Does the thought of investing your money make your brain hurt?  Do you feel as if you can barely afford to live now and therefore are shunning all thoughts of preparing for retirement?  Believe me, I get it.  For years my father harassed me about beginning to save for retirement.  I finally started saving in the year that I turned 30.  Of course, as is often the case, I regret not having listened to my father and not having started earlier.  Oh well, it is what it is.  The fact is that it is never too late and anything that you save today is better than having nothing tomorrow.  With that said, if you are lucky enough to have a job which offers any type of retirement program, by all means you should take advantage of it as soon as possible!  As a business owner myself, I cannot begin to explain to those employed by others just how much your benefits are really worth…use them!

So let’s begin simply…today we are going to discuss IRA’s.  What is an IRA?  IRA stands for Individual Retirement Account.  There are two common forms of IRA’s which we are going to do an overview of today…Roth IRA’s vs.

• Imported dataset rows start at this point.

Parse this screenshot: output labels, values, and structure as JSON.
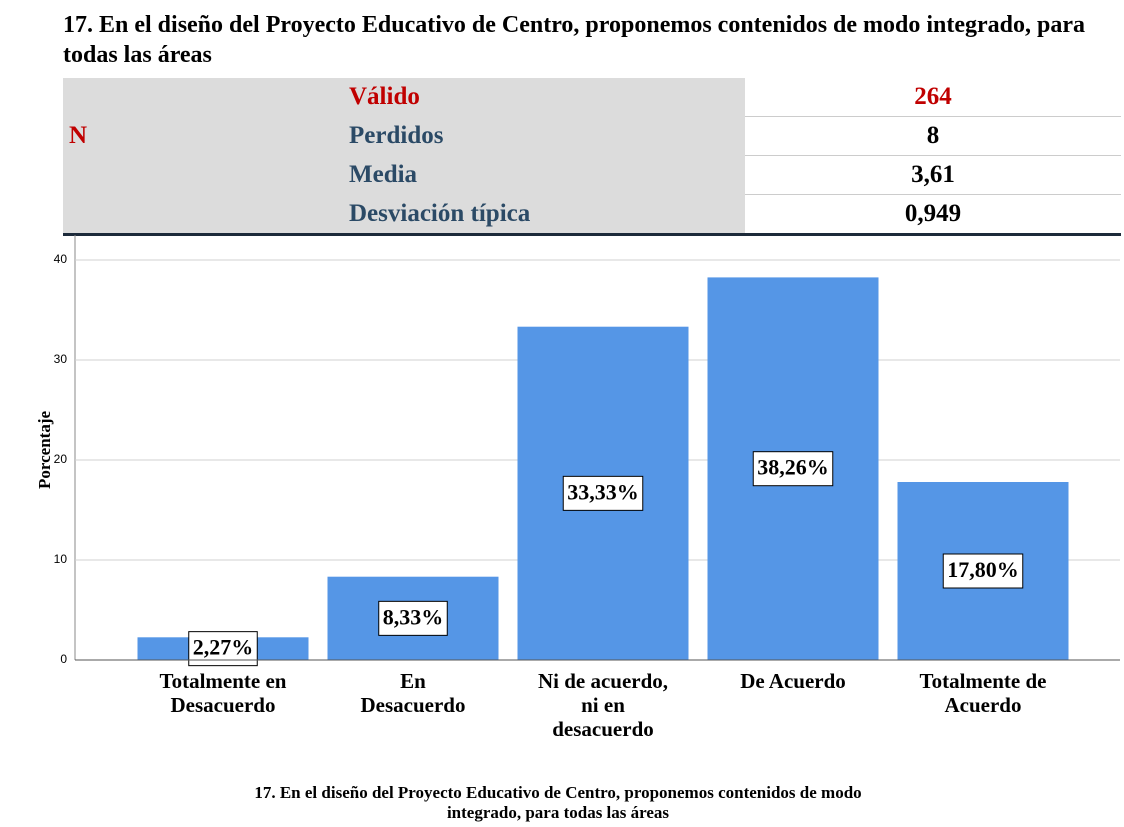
{
  "title": "17. En el diseño del Proyecto Educativo de Centro, proponemos contenidos de modo integrado, para todas las áreas",
  "table": {
    "rows": [
      [
        "N",
        "Válido",
        "264"
      ],
      [
        "Perdidos",
        "8"
      ],
      [
        "Media",
        "3,61"
      ],
      [
        "Desviación típica",
        "0,949"
      ]
    ]
  },
  "chart_data": {
    "type": "bar",
    "categories": [
      [
        "Totalmente en",
        "Desacuerdo"
      ],
      [
        "En",
        "Desacuerdo"
      ],
      [
        "Ni de acuerdo,",
        "ni en",
        "desacuerdo"
      ],
      [
        "De Acuerdo"
      ],
      [
        "Totalmente de",
        "Acuerdo"
      ]
    ],
    "values": [
      2.27,
      8.33,
      33.33,
      38.26,
      17.8
    ],
    "value_labels": [
      "2,27%",
      "8,33%",
      "33,33%",
      "38,26%",
      "17,80%"
    ],
    "color": "#5596e6",
    "ylabel": "Porcentaje",
    "xlabel": [
      "17. En el diseño del Proyecto Educativo de Centro, proponemos contenidos de modo",
      "integrado, para todas las áreas"
    ],
    "ylim": [
      0,
      42.5
    ],
    "yticks": [
      0,
      10,
      20,
      30,
      40
    ],
    "grid": true
  }
}
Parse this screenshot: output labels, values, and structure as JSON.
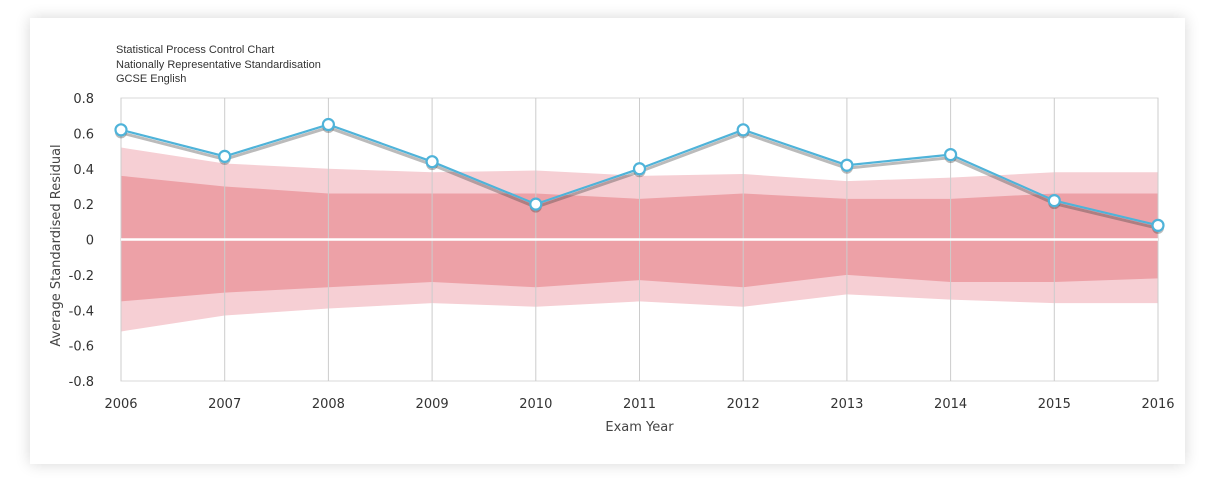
{
  "chart_data": {
    "type": "line",
    "title": "Statistical Process Control Chart",
    "subtitle_lines": [
      "Nationally Representative Standardisation",
      "GCSE English"
    ],
    "xlabel": "Exam Year",
    "ylabel": "Average Standardised Residual",
    "categories": [
      "2006",
      "2007",
      "2008",
      "2009",
      "2010",
      "2011",
      "2012",
      "2013",
      "2014",
      "2015",
      "2016"
    ],
    "y_ticks": [
      0.8,
      0.6,
      0.4,
      0.2,
      0,
      -0.2,
      -0.4,
      -0.6,
      -0.8
    ],
    "y_tick_labels": [
      "0.8",
      "0.6",
      "0.4",
      "0.2",
      "0",
      "-0.2",
      "-0.4",
      "-0.6",
      "-0.8"
    ],
    "ylim": [
      -0.8,
      0.8
    ],
    "grid": "vertical",
    "series": [
      {
        "name": "Average Standardised Residual",
        "color": "#4fb3d9",
        "values": [
          0.62,
          0.47,
          0.65,
          0.44,
          0.2,
          0.4,
          0.62,
          0.42,
          0.48,
          0.22,
          0.08
        ]
      }
    ],
    "bands": [
      {
        "name": "outer control limit",
        "color": "#f6cfd4",
        "upper": [
          0.52,
          0.43,
          0.4,
          0.38,
          0.39,
          0.36,
          0.37,
          0.33,
          0.35,
          0.38,
          0.38
        ],
        "lower": [
          -0.52,
          -0.43,
          -0.39,
          -0.36,
          -0.38,
          -0.35,
          -0.38,
          -0.31,
          -0.34,
          -0.36,
          -0.36
        ]
      },
      {
        "name": "inner control limit",
        "color": "#eda1a7",
        "upper": [
          0.36,
          0.3,
          0.26,
          0.26,
          0.26,
          0.23,
          0.26,
          0.23,
          0.23,
          0.26,
          0.26
        ],
        "lower": [
          -0.35,
          -0.3,
          -0.27,
          -0.24,
          -0.27,
          -0.23,
          -0.27,
          -0.2,
          -0.24,
          -0.24,
          -0.22
        ]
      }
    ]
  }
}
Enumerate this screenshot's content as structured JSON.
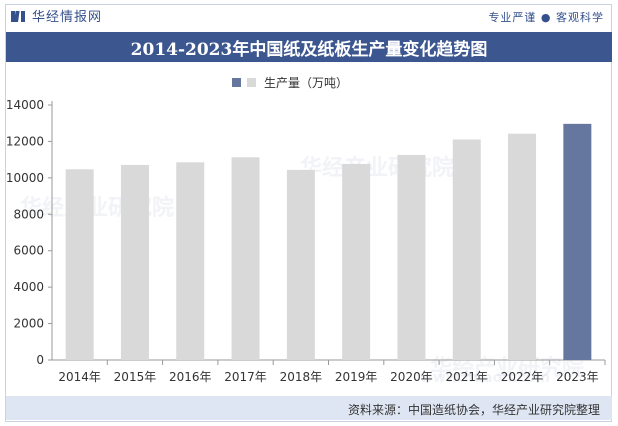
{
  "header": {
    "logo_text": "华经情报网",
    "slogan": "专业严谨 ● 客观科学"
  },
  "footer": {
    "source": "资料来源：中国造纸协会，华经产业研究院整理"
  },
  "watermark": {
    "text": "华经产业研究院",
    "url": "www.huaon.com"
  },
  "colors": {
    "primary": "#3c568f",
    "bar_default": "#d9d9d9",
    "bar_highlight": "#65779f",
    "footer_bg": "#dfe6f3"
  },
  "chart_data": {
    "type": "bar",
    "title": "2014-2023年中国纸及纸板生产量变化趋势图",
    "legend": "生产量（万吨）",
    "categories": [
      "2014年",
      "2015年",
      "2016年",
      "2017年",
      "2018年",
      "2019年",
      "2020年",
      "2021年",
      "2022年",
      "2023年"
    ],
    "values": [
      10470,
      10710,
      10855,
      11130,
      10435,
      10765,
      11260,
      12105,
      12425,
      12965
    ],
    "highlight_index": 9,
    "ylim": [
      0,
      14000
    ],
    "yticks": [
      0,
      2000,
      4000,
      6000,
      8000,
      10000,
      12000,
      14000
    ],
    "xlabel": "",
    "ylabel": ""
  }
}
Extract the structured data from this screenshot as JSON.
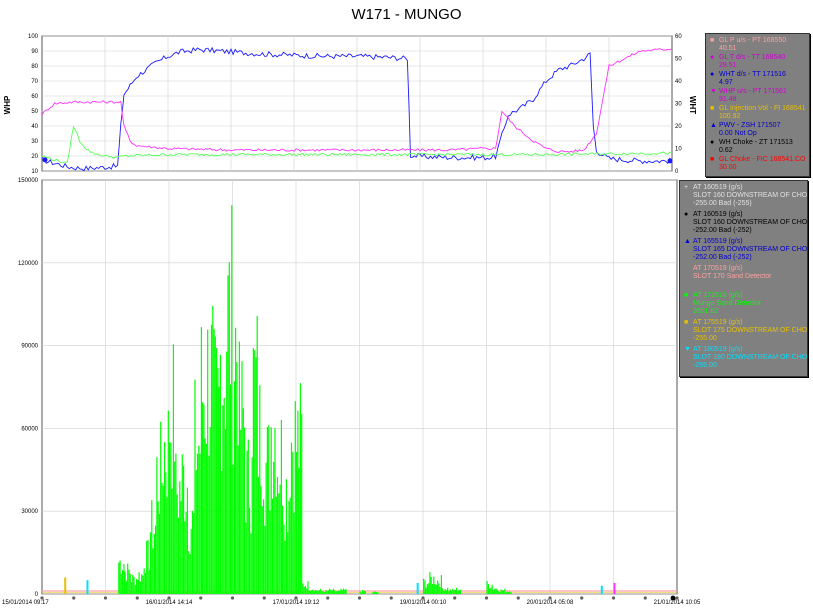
{
  "chart_data": [
    {
      "type": "line",
      "title": "W171 - MUNGO",
      "ylabel_left": "WHP",
      "ylabel_right": "WHT",
      "ylim_left": [
        10,
        100
      ],
      "ylim_right": [
        0,
        60
      ],
      "yticks_left": [
        "10",
        "20",
        "30",
        "40",
        "50",
        "60",
        "70",
        "80",
        "90",
        "100"
      ],
      "yticks_right": [
        "0",
        "10",
        "20",
        "30",
        "40",
        "50",
        "60"
      ],
      "grid": true,
      "legend_position": "right",
      "series": [
        {
          "name": "WHT d/s - TT 171516",
          "color": "#1a1aff",
          "axis": "right",
          "x": [
            0,
            0.04,
            0.05,
            0.07,
            0.09,
            0.12,
            0.125,
            0.13,
            0.15,
            0.18,
            0.2,
            0.22,
            0.25,
            0.3,
            0.35,
            0.4,
            0.45,
            0.5,
            0.55,
            0.58,
            0.585,
            0.6,
            0.65,
            0.68,
            0.7,
            0.71,
            0.72,
            0.74,
            0.76,
            0.78,
            0.8,
            0.82,
            0.84,
            0.86,
            0.87,
            0.875,
            0.88,
            0.9,
            0.95,
            1.0
          ],
          "y": [
            4.97,
            2,
            1.5,
            1.2,
            1.5,
            2.2,
            20,
            34,
            42,
            48,
            51,
            53,
            54,
            53,
            52,
            51.5,
            51,
            51,
            50.5,
            50,
            7,
            6.5,
            6,
            6,
            6,
            6,
            6.5,
            25,
            28,
            32,
            40,
            45,
            47,
            50,
            52,
            20,
            9,
            5.5,
            4.5,
            4.5
          ]
        },
        {
          "name": "WHP u/s - PT 171561",
          "color": "#ff33ff",
          "axis": "left",
          "x": [
            0,
            0.02,
            0.05,
            0.1,
            0.125,
            0.13,
            0.14,
            0.15,
            0.2,
            0.3,
            0.4,
            0.5,
            0.55,
            0.6,
            0.65,
            0.7,
            0.72,
            0.73,
            0.75,
            0.78,
            0.8,
            0.82,
            0.84,
            0.86,
            0.88,
            0.9,
            0.95,
            1.0
          ],
          "y": [
            48,
            55,
            56,
            56,
            56,
            40,
            30,
            27,
            25,
            24,
            24,
            24,
            24,
            24,
            24,
            25,
            25,
            50,
            40,
            30,
            25,
            23,
            23,
            24,
            35,
            80,
            90,
            91.48
          ]
        },
        {
          "name": "GL T d/s - TT 168540",
          "color": "#55ff55",
          "axis": "left",
          "x": [
            0,
            0.04,
            0.05,
            0.06,
            0.07,
            0.08,
            0.1,
            0.12,
            0.13,
            0.2,
            0.4,
            0.6,
            0.8,
            1.0
          ],
          "y": [
            20,
            15,
            40,
            30,
            25,
            22,
            20,
            19,
            20,
            21,
            21,
            21,
            21,
            22
          ]
        }
      ]
    },
    {
      "type": "bar",
      "ylim": [
        0,
        150000
      ],
      "yticks": [
        "0",
        "30000",
        "60000",
        "90000",
        "120000",
        "150000"
      ],
      "xticks": [
        "15/01/2014 09:17",
        "16/01/2014 14:14",
        "17/01/2014 19:12",
        "19/01/2014 00:10",
        "20/01/2014 05:08",
        "21/01/2014 10:05"
      ],
      "grid": true,
      "legend_position": "right",
      "series": [
        {
          "name": "AT 171516 (g/s)",
          "color": "#00ff00",
          "x": [
            0.12,
            0.13,
            0.14,
            0.15,
            0.16,
            0.17,
            0.18,
            0.19,
            0.2,
            0.21,
            0.22,
            0.23,
            0.24,
            0.25,
            0.26,
            0.27,
            0.28,
            0.29,
            0.3,
            0.31,
            0.32,
            0.33,
            0.34,
            0.35,
            0.36,
            0.37,
            0.38,
            0.39,
            0.4,
            0.41,
            0.42,
            0.43,
            0.44,
            0.45,
            0.46,
            0.47,
            0.5,
            0.52,
            0.6,
            0.61,
            0.62,
            0.63,
            0.64,
            0.65,
            0.7,
            0.71,
            0.72,
            0.73
          ],
          "y": [
            17000,
            12000,
            8000,
            10000,
            20000,
            35000,
            63000,
            78000,
            95000,
            55000,
            60000,
            38000,
            80000,
            108000,
            115000,
            98000,
            122000,
            145000,
            132000,
            92000,
            60000,
            110000,
            85000,
            68000,
            90000,
            73000,
            55000,
            83000,
            80000,
            5000,
            3000,
            2000,
            1500,
            2000,
            1500,
            2000,
            1500,
            1000,
            6000,
            8000,
            7000,
            3000,
            2000,
            2500,
            5000,
            3000,
            2000,
            1500
          ]
        }
      ]
    }
  ],
  "legend_top": [
    {
      "label": "GL P u/s - PT 168550",
      "value": "40.51",
      "color": "#ffa0a0",
      "marker": "square"
    },
    {
      "label": "GL T d/s - TT 168540",
      "value": "29.51",
      "color": "#d000d0",
      "marker": "circle"
    },
    {
      "label": "WHT d/s - TT 171516",
      "value": "4.97",
      "color": "#0000cc",
      "marker": "circle"
    },
    {
      "label": "WHP u/s - PT 171561",
      "value": "91.48",
      "color": "#d000d0",
      "marker": "triangle-down"
    },
    {
      "label": "GL Injection Vol - FI 168541",
      "value": "100.92",
      "color": "#e8c000",
      "marker": "square"
    },
    {
      "label": "PWV - ZSH 171507",
      "value": "0.00 Not Op",
      "color": "#0000cc",
      "marker": "triangle-up"
    },
    {
      "label": "WH Choke - ZT 171513",
      "value": "0.62",
      "color": "#000000",
      "marker": "circle"
    },
    {
      "label": "GL Choke - FIC 168541.CO",
      "value": "30.00",
      "color": "#ff0000",
      "marker": "square"
    }
  ],
  "legend_bottom": [
    {
      "label": "AT 160519 (g/s)",
      "desc": "SLOT 160 DOWNSTREAM OF CHO",
      "value": "-255.00 Bad (-255)",
      "color": "#e0e0e0",
      "marker": "plus"
    },
    {
      "label": "AT 160519 (g/s)",
      "desc": "SLOT 160 DOWNSTREAM OF CHO",
      "value": "-252.00 Bad (-252)",
      "color": "#000000",
      "marker": "circle"
    },
    {
      "label": "AT 165519 (g/s)",
      "desc": "SLOT 165 DOWNSTREAM OF CHO",
      "value": "-252.00 Bad (-252)",
      "color": "#0000cc",
      "marker": "triangle-up"
    },
    {
      "label": "AT 170519 (g/s)",
      "desc": "SLOT 170 Sand Detector",
      "value": "",
      "color": "#ffa0a0",
      "marker": "none"
    },
    {
      "label": "AT 171516 (g/s)",
      "desc": "Mungo Sand Detector",
      "value": "2601.62",
      "color": "#00ff00",
      "marker": "square"
    },
    {
      "label": "AT 175519 (g/s)",
      "desc": "SLOT 175 DOWNSTREAM OF CHO",
      "value": "-255.00",
      "color": "#e8c000",
      "marker": "square"
    },
    {
      "label": "AT 180519 (g/s)",
      "desc": "SLOT 180 DOWNSTREAM OF CHO",
      "value": "-255.00",
      "color": "#00e0ff",
      "marker": "triangle-down"
    }
  ]
}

Traditional IRA’s.

ROTH IRA:

-Contributions are made from post-tax dollars (this means that you make contributions from your take-home pay…AFTER taxes)

Advantages: You do NOT need to pay taxes when you withdraw your money.

Disadvantages: Your contributions are NOT tax-deductible.

-You can open your Roth IRA at any age (18+)

-As a SINGLE person in 2014, you must earn no more than $112,000 in order to be able to contribute to your Roth IRA.  (See your financial institution for information regarding additional limitations).

-You can contribute up to $5,500 annually ($6,500 if you are aged 50+).

-Original owner of policy does not need to take Minimum Required Distributions (MRD’s) at a certain age.  This means that you are not required to begin taking money out of your ROTH IRA when you reach a certain age.

-Minimum age for withdrawing funds is 59 ½.  EARLY WITHDRAWAL IS SUBJECT TO PENALTY.*

*Some exceptions (including, but not limited to): First-time home purchase, certain higher education costs, certain medical expenses…ask your financial institution for further details.

TRADITIONAL IRA:

-Contributions are made from pre-tax dollars (this means that you make contributions from your gross income…BEFORE taxes).

Advantages: Your contributions may be tax deductible.

Disadvantages: You will pay taxes when you withdraw your money.

-You can open your Traditional IRA between ages 18 – 70 ½.

-There is no earning limit for your ability to contribute to your Traditional IRA.

-You can contribute up to $5,500 annually ($6,500 is you are aged 50+).

-You are required to take Minimum Required Distributions (MRD’s) at age 70 ½.

-Minimum age for withdrawing funds is 59 ½.  EARLY WITHDRAWAL IS SUBJECT TO PENALTY.*

*Some exceptions (including, but not limited to): First-time home purchase, certain higher education costs, certain medical expenses…ask your financial institution for further details. 

***Please keep in mind that I am not a financial professional.  This article is simply intended to familiarize you with the basics of Roth IRA’s vs. Traditional IRA’s.  You should absolutely consult your financial institution prior to making any decisions regarding the investment of your money.  Remember, even if you only invest a small amount today…you will be glad for it tomorrow!